De kantonrechter oordeelt als volgt. Voor werknemer was het ondoenlijk om van alle individuele werknemers de daadwerkelijk gewerkte uren bij te houden. Hem ontbraken eenvoudigweg de middelen daartoe. Werknemer ging uit van de juistheid van de urenbriefjes zoals die hem werden voorgelegd en waarop hij ook om plausibele redenen meende te kunnen vertrouwen en ook mocht vertrouwen. Het 'blind' ondertekenen van deze briefjes kan niet als een grove veronachtzaming van de plicht beschouwd worden. Voor te stellen is dat de inhoudelijke controle van urenverzamelstaten aan de hand van urenbriefjes niet is gebeurd als gevolg van tijdgebrek. Van belang is hierbij dat werknemer jarenlang goede beoordelingen heeft gehad ten aanzien van deze controle. De kantonrechter is van oordeel dat ook ten aanzien van dit punt onvoldoende is komen vast te staan dat werknemer een grovelijk veronachtzamen van zijn verplichtingen verweten kan worden. Het verzoek tot ontbinding op grond van een dringende reden wordt daarom afgewezen.
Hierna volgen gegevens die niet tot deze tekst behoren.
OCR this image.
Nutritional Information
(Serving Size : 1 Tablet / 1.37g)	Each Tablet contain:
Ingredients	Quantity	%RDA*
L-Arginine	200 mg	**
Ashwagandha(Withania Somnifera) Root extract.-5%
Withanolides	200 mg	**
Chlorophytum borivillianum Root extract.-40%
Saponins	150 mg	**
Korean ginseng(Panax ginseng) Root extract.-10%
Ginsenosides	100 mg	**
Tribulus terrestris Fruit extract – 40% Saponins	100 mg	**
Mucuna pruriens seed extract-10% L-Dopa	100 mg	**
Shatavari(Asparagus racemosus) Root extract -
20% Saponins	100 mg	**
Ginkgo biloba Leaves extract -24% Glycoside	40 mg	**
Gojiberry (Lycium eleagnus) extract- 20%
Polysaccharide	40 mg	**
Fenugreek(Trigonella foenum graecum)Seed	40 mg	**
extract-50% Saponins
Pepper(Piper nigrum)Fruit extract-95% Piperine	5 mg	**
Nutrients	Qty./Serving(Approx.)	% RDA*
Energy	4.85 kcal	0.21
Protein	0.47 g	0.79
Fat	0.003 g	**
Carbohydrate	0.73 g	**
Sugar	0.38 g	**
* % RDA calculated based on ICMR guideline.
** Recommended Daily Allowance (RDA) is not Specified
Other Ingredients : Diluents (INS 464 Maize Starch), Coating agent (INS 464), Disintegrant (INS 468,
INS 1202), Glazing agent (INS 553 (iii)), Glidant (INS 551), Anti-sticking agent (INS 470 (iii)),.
De kantonrechter overweegt verder dat van de juistheid van de verwijten die ENCI aan werknemer maakt absoluut onvoldoende is gebleken. Ter zitting is gebleken dat partijen het vertrouwen in elkaar volledig hebben verloren. Om die reden zal de arbeidsovereenkomst worden ontbonden. Het wegvallen van de vertrouwensbasis is in overwegende mate aan ENCI te wijten. Zij heeft een uitstekend functionerende werknemer (vier jaar achter elkaar zeer goede beoordelingen) onvoldoende middelen aangereikt om zijn werk goed te kunnen uitvoeren. Zij spreekt in het verzoekschrift en ter zitting zelfs haar twijfels uit omtrent de integriteit van werknemer, zonder dit ook maar enigszins met feiten te onderbouwen. Voorts is er nog het misplaatste verwijt van handelen in strijd met de Arbowetgeving, dat ENCI aan werknemer maakt. Door zo te handelen gedraagt ENCI zich niet als een goed werkgever. De kantonrechter oordeelt het daarom billijk bij de ontbinding aan werknemer een vergoeding toe te kennen ex aequo et bono van € 175.000 bruto.